The bull case is that this will become a “leaner and meaner” General Electric. And so it would do wonders for GE stock if the company can show some progress this year. Right now, analysts aren’t sure it will. Wall Street estimates for 2020 earnings per share currently have a wide range: the low estimate, according to Yahoo! Finance, is 49 cents, while the most bullish projection sits at 77 cents.

That range isn’t surprising given that analyst price targets too have a large split, as Hackbarth pointed out and Barron’s noted last year. At the moment, the most bearish analyst (which I believe is Morgan Stanley’s Stephen Tusa, long a GE skeptic) values GE stock at $5. The high target is $14.

In that context, the 2020 outlook becomes exceedingly important. Full-year 2019 adjusted EPS should come in around 61 cents. If GE guides toward the low end of Street estimates, GE stock quickly looks overvalued. Investors are paying something close to 20x earnings — and a higher multiple to free cash flow — for a business still in decline.

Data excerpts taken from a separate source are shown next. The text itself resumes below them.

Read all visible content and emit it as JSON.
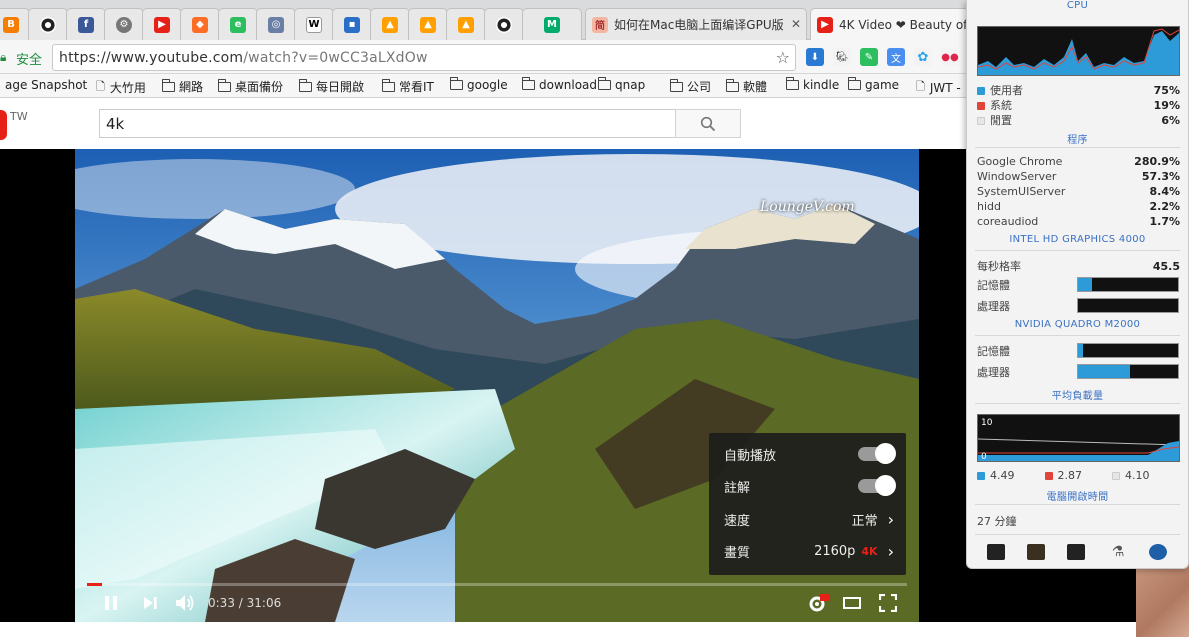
{
  "tabs": {
    "pinned_icons": [
      "blogger-icon",
      "github-icon",
      "facebook-icon",
      "settings-icon",
      "youtube-icon",
      "gitlab-icon",
      "evernote-icon",
      "gamepad-icon",
      "wikipedia-icon",
      "floppy-icon",
      "firebase-icon",
      "firebase-icon",
      "firebase-icon",
      "github-icon",
      "medium-icon"
    ],
    "tab1_title": "如何在Mac电脑上面编译GPU版",
    "tab2_title": "4K Video ❤ Beauty of",
    "close_glyph": "✕"
  },
  "address": {
    "secure_label": "安全",
    "url_scheme": "https://",
    "url_host": "www.youtube.com",
    "url_path": "/watch?v=0wCC3aLXdOw"
  },
  "bookmarks": [
    {
      "label": "age Snapshot",
      "type": "page"
    },
    {
      "label": "大竹用",
      "type": "page"
    },
    {
      "label": "網路",
      "type": "folder"
    },
    {
      "label": "桌面備份",
      "type": "folder"
    },
    {
      "label": "每日開啟",
      "type": "folder"
    },
    {
      "label": "常看IT",
      "type": "folder"
    },
    {
      "label": "google",
      "type": "folder"
    },
    {
      "label": "download",
      "type": "folder"
    },
    {
      "label": "qnap",
      "type": "folder"
    },
    {
      "label": "公司",
      "type": "folder"
    },
    {
      "label": "軟體",
      "type": "folder"
    },
    {
      "label": "kindle",
      "type": "folder"
    },
    {
      "label": "game",
      "type": "folder"
    },
    {
      "label": "JWT -",
      "type": "page"
    }
  ],
  "youtube": {
    "region": "TW",
    "search_value": "4k",
    "watermark": "LoungeV.com",
    "time_current": "0:33",
    "time_sep": " / ",
    "time_total": "31:06",
    "progress": 0.018,
    "menu": {
      "autoplay_label": "自動播放",
      "annotations_label": "註解",
      "speed_label": "速度",
      "speed_value": "正常",
      "quality_label": "畫質",
      "quality_value": "2160p",
      "quality_badge": "4K"
    }
  },
  "istat": {
    "cpu_title": "CPU",
    "cpu_user_label": "使用者",
    "cpu_user_value": "75%",
    "cpu_sys_label": "系統",
    "cpu_sys_value": "19%",
    "cpu_idle_label": "閒置",
    "cpu_idle_value": "6%",
    "process_title": "程序",
    "processes": [
      {
        "name": "Google Chrome",
        "value": "280.9%"
      },
      {
        "name": "WindowServer",
        "value": "57.3%"
      },
      {
        "name": "SystemUIServer",
        "value": "8.4%"
      },
      {
        "name": "hidd",
        "value": "2.2%"
      },
      {
        "name": "coreaudiod",
        "value": "1.7%"
      }
    ],
    "gpu1_title": "INTEL HD GRAPHICS 4000",
    "fps_label": "每秒格率",
    "fps_value": "45.5",
    "gpu1_mem_label": "記憶體",
    "gpu1_mem_level": 0.14,
    "gpu1_proc_label": "處理器",
    "gpu1_proc_level": 0.0,
    "gpu2_title": "NVIDIA QUADRO M2000",
    "gpu2_mem_label": "記憶體",
    "gpu2_mem_level": 0.05,
    "gpu2_proc_label": "處理器",
    "gpu2_proc_level": 0.52,
    "load_title": "平均負載量",
    "load_max": "10",
    "load_min": "0",
    "load1": "4.49",
    "load5": "2.87",
    "load15": "4.10",
    "uptime_title": "電腦開啟時間",
    "uptime_value": "27 分鐘",
    "colors": {
      "user": "#2e9bd9",
      "system": "#e0443a",
      "idle": "#e6e6e6",
      "accent": "#3a71c4"
    }
  }
}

If GE supports more bullish expectations, however, this story gets much more interesting in a hurry. Guidance for, say, 70 cents would imply double-digit profit growth in 2020. Yet GE stock would be trading at roughly 17x that guidance. Rival Honeywell (NYSE:HON) trades at 21x 2020 consensus earnings with single-digit growth expected.

A Big Stretch for GE Stock

Again, next week’s release won’t prove that GE is destined for a turnaround — or that it’s doomed to further declines. But 2020 guidance, in particular, well may establish the direction of General Electric stock for several months, if not the rest of this year.

It could go either way. GE stock could look very different depending on the trajectory established by 2020 results. Hackbarth forecast that the stock “more likely stabilizes in the current price range” this year. If 2020 performance in line with current expectations, that forecast is probably correct.

But if GE can surprise to the upside, the story improves. GE has “many attractive parts,” as Hackbarth put it. Aviation should benefit from long-term air travel demand. Healthcare has real potential, as I detailed last month. GE Power has substantial room for improvement. Those three units underpin the bull case here.

That bull case, however, exists mostly on paper for now. It’s up to Culp and GE to turn that theoretical potential into practical returns and cash flow. A confident outlook for 2020 can drive more confidence on that front, and thus more confidence in GE stock.

As of this writing, Vince Martin has no positions in any securities mentioned.

After spending time at a retail brokerage, Vince Martin has covered the financial industry for close to a decade for InvestorPlace.com and other outlets.